Abstract

In addition to total body fat, the regional distribution and inflammatory status of enlarged adipose tissue are strongly associated with metabolic co-morbidities of obesity. We recently showed that the severity of histological liver lesions related to obesity increases with the amount of macrophage accumulation in visceral adipose tissue (VAT), while no association was found with the subcutaneous adipose tissue (SAT). In the abdominal region, SAT is anatomically divided into two layers, i.e. superficial (sSAT) and deep (dSAT). The aim of the present study was to test the hypothesis that these distinct compartments differentially contribute to hepatic alterations in obesity. Biopsies of the liver, sSAT, dSAT, and VAT were collected in 45 subjects with morbid obesity (age 43.7±1.6 years; BMI 48.5±1.2kg/m(2)) during bariatric surgery.
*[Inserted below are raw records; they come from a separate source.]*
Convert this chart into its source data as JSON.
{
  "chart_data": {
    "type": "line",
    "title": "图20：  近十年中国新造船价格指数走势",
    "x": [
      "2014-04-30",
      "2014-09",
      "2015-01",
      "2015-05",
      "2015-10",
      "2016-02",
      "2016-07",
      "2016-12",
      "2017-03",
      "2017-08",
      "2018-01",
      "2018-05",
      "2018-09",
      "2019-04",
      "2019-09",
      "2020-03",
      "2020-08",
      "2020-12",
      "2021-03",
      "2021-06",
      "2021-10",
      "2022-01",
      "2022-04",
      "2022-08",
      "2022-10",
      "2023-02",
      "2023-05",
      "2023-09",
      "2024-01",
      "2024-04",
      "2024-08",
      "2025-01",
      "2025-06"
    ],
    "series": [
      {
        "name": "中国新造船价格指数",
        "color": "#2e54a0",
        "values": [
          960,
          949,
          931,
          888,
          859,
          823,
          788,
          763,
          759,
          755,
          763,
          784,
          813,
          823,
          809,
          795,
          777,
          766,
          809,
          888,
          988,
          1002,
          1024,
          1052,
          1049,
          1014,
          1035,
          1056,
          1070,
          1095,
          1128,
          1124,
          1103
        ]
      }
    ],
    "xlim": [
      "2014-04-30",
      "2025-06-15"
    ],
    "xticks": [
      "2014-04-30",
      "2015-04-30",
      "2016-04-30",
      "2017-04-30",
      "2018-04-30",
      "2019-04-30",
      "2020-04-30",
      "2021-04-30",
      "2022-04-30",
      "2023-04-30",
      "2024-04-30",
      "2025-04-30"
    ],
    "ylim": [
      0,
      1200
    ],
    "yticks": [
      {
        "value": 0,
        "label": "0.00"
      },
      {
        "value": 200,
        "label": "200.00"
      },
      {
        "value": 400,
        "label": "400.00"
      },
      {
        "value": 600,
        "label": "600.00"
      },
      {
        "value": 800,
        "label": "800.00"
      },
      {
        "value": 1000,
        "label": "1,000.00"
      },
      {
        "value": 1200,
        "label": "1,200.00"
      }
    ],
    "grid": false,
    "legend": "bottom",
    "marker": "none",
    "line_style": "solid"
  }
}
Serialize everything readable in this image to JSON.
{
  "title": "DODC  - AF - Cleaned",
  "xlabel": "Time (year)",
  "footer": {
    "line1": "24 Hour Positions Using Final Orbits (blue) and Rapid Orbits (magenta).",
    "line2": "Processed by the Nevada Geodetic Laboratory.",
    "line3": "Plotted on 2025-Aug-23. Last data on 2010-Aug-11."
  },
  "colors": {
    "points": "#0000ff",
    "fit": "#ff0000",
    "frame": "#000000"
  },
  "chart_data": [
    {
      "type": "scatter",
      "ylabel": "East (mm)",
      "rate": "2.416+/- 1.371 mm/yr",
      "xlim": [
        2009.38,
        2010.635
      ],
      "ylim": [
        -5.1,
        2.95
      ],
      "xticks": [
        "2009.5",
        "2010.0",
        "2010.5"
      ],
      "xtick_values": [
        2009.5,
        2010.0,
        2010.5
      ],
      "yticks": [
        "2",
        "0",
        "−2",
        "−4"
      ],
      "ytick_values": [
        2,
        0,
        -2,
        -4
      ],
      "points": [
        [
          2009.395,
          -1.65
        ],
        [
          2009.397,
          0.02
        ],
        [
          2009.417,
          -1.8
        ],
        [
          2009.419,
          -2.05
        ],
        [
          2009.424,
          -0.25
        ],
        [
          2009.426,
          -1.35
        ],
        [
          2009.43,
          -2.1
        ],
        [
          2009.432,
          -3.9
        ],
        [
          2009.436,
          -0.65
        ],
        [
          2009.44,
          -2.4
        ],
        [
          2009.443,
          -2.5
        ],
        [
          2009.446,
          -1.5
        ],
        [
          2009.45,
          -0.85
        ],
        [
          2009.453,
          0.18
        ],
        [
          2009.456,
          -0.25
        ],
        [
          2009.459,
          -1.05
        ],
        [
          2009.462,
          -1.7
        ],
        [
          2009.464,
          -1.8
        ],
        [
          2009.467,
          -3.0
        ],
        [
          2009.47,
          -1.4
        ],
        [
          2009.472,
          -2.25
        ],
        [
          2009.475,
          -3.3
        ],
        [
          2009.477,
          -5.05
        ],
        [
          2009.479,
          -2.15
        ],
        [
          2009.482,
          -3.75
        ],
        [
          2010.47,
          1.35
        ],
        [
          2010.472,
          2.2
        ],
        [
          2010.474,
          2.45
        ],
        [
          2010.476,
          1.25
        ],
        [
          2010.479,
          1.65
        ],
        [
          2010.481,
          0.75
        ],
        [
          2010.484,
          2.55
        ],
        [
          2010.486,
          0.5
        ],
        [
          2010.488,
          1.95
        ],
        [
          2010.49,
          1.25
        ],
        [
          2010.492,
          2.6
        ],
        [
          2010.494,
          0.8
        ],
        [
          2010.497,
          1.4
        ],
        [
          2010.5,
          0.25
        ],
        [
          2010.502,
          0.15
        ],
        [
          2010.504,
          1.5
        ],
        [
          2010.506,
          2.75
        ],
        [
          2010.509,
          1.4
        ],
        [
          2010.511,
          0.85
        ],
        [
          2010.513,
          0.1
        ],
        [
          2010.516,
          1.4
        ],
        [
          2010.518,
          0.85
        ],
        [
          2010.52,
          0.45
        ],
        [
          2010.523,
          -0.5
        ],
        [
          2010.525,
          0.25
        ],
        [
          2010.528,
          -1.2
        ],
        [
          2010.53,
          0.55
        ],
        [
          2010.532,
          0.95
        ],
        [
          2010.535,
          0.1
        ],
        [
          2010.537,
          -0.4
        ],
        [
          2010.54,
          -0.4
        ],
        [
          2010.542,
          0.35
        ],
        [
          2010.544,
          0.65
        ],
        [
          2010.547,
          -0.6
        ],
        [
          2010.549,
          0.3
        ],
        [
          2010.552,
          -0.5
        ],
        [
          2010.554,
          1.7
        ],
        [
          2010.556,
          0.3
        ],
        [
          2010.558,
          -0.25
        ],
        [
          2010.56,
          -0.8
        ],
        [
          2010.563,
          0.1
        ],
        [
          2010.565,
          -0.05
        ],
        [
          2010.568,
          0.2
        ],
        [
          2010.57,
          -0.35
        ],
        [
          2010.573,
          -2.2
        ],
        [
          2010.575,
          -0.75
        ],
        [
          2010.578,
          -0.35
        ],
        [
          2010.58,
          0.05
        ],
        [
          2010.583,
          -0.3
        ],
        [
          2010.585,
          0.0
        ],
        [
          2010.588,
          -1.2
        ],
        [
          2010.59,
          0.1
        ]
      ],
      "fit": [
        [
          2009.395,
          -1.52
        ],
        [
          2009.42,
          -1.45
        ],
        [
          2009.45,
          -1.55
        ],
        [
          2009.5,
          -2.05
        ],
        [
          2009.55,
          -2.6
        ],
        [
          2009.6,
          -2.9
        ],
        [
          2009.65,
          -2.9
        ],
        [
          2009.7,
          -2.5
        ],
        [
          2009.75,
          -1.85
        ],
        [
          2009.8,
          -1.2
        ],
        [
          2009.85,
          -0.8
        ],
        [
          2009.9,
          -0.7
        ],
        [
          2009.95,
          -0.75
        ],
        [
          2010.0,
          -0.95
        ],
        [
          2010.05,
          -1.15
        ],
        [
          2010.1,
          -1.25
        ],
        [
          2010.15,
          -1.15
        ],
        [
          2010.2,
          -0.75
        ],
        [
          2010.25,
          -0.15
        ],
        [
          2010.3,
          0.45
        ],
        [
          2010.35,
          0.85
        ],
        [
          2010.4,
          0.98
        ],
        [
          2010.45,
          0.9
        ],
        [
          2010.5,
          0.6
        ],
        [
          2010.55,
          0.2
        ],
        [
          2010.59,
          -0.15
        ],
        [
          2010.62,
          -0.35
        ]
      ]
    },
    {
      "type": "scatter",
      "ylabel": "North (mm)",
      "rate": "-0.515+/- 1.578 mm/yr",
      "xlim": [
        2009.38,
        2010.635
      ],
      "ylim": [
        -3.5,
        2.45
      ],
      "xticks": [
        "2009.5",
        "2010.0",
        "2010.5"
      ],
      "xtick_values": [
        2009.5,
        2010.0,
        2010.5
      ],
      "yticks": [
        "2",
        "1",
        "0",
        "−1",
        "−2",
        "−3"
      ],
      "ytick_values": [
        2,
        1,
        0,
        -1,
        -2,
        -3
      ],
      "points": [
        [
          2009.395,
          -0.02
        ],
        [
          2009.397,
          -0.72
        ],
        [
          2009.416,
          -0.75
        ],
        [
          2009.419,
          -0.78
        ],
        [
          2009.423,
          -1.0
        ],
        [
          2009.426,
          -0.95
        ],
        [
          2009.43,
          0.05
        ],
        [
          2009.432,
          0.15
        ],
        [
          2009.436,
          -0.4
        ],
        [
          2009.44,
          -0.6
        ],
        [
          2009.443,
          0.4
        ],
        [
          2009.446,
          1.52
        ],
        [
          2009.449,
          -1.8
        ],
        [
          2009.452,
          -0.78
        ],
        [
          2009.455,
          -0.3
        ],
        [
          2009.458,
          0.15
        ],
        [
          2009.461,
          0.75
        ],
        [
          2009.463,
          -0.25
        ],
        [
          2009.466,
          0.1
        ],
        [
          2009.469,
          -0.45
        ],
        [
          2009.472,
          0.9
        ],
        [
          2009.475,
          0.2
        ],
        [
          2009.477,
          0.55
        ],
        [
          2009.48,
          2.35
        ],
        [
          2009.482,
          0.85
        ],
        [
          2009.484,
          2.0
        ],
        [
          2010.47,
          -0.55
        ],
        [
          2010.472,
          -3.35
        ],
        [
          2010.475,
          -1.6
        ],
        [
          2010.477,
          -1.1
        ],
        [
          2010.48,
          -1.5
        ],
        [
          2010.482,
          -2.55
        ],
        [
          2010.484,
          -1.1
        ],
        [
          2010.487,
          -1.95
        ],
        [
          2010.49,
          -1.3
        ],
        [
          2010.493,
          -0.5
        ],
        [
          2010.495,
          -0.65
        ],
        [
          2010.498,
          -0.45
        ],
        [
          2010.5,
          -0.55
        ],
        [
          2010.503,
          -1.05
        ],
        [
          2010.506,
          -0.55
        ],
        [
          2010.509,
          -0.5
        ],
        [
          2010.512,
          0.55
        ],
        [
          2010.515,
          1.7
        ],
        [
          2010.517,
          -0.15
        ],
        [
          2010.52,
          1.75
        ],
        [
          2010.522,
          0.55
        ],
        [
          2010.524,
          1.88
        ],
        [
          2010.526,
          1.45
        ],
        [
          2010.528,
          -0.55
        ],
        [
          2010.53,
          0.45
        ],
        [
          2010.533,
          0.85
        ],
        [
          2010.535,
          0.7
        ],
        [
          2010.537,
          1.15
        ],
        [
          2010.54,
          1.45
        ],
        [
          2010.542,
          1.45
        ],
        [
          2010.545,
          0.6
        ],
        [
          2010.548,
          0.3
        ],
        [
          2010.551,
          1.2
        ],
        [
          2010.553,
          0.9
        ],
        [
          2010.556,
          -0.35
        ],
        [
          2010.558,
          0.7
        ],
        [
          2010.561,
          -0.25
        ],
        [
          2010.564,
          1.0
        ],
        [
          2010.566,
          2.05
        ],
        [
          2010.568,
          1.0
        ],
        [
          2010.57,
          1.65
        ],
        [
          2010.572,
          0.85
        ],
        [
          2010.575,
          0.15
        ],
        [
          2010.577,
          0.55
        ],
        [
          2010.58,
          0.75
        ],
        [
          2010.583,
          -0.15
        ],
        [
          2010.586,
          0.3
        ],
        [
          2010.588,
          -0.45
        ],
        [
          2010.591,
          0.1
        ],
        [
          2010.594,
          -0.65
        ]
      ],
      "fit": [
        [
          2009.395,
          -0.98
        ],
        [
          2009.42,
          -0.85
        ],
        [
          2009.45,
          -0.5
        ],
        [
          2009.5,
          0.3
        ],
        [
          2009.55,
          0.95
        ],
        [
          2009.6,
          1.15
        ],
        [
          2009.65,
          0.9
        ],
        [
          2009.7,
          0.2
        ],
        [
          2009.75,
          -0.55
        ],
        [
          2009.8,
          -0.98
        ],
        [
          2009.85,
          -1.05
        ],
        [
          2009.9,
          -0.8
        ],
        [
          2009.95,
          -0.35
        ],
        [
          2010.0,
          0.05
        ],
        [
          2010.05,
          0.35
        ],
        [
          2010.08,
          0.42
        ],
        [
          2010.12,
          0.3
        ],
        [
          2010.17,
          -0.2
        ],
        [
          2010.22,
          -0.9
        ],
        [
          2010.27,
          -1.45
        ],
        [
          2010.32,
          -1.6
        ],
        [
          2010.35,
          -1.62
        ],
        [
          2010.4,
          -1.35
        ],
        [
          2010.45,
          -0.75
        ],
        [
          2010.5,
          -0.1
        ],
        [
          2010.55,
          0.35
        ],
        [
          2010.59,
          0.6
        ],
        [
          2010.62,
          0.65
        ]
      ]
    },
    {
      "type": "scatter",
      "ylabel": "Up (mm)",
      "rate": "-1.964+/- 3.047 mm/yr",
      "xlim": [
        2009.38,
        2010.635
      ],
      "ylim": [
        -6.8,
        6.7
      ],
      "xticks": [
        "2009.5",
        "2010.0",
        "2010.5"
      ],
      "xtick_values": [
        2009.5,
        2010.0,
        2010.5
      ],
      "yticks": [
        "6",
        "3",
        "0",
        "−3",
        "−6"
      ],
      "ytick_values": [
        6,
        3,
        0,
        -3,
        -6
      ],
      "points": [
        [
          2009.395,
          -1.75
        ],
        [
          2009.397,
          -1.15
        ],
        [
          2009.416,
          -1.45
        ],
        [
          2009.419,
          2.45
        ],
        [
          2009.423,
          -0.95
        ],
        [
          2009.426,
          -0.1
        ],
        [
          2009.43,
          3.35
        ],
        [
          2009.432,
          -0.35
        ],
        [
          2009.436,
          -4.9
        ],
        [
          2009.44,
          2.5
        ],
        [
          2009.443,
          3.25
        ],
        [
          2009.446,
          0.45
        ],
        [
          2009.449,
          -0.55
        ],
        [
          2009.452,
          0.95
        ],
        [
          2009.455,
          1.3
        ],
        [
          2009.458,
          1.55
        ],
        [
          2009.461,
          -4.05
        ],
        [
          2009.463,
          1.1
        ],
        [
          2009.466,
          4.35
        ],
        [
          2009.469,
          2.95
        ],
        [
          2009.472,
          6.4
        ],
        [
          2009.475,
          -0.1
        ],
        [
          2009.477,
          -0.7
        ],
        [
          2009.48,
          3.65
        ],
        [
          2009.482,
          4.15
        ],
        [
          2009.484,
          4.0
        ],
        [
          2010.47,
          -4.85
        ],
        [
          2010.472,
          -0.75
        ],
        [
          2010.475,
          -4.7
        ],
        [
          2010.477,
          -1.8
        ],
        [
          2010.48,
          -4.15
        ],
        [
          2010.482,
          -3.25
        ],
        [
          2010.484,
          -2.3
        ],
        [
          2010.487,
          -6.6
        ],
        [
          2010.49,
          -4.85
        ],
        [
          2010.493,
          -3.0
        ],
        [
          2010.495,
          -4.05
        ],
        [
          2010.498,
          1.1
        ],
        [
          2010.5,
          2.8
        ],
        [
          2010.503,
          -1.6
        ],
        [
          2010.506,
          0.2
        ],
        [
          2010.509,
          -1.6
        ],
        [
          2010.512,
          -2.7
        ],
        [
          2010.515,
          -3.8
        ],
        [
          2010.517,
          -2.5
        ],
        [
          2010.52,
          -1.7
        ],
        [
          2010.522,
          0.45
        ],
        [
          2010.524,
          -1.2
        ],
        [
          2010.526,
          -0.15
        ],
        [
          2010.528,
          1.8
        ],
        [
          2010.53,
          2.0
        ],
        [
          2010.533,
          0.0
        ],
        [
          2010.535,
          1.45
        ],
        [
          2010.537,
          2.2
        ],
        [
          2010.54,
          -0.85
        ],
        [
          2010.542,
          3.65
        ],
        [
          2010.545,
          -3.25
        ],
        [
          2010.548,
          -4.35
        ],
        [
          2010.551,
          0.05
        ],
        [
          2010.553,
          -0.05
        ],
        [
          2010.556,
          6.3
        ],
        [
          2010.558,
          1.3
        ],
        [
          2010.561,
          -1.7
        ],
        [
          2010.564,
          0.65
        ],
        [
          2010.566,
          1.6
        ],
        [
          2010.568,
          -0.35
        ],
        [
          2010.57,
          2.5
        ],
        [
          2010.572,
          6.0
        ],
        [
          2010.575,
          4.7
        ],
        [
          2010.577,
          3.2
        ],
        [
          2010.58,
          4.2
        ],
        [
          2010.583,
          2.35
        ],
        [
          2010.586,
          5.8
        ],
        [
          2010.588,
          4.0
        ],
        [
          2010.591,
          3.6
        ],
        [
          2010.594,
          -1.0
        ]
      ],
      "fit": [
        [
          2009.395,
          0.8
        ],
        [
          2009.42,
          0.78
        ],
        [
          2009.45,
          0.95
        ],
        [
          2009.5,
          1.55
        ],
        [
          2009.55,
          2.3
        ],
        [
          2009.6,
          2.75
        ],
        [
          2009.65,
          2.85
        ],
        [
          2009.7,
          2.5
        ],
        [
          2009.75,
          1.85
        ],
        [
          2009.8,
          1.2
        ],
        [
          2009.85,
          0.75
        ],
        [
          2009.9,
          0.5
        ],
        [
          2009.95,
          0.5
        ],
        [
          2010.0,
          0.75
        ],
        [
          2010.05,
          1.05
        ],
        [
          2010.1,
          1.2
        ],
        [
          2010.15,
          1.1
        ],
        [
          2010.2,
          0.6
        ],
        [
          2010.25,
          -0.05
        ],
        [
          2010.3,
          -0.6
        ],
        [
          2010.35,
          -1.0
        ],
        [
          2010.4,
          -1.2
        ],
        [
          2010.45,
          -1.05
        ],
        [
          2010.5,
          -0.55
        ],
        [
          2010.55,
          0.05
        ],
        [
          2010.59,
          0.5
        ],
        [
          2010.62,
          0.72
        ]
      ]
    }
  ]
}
Large scale gene expression analysis was performed to identify the pathways that discriminate sSAT from dSAT. Adipose tissue macrophages were quantified by immunohistochemistry using HAM56 antibody in subjects scored for liver histopathology. An inflammatory gene pattern discriminates between sSAT and dSAT. dSAT displayed an intermediate level of macrophage accumulation between sSAT and VAT. The abundance of macrophages in dSAT, but not in sSAT, was significantly increased in patients with non-alcoholic steatohepatitis (NASH) and/or fibroinflammatory hepatic lesions. These data show distinct gene signature and macrophage abundance in the two compartments of SAT, with dSAT more closely related to VAT than to sSAT in terms of inflammation and relation with the severity of liver diseases in morbid obesity.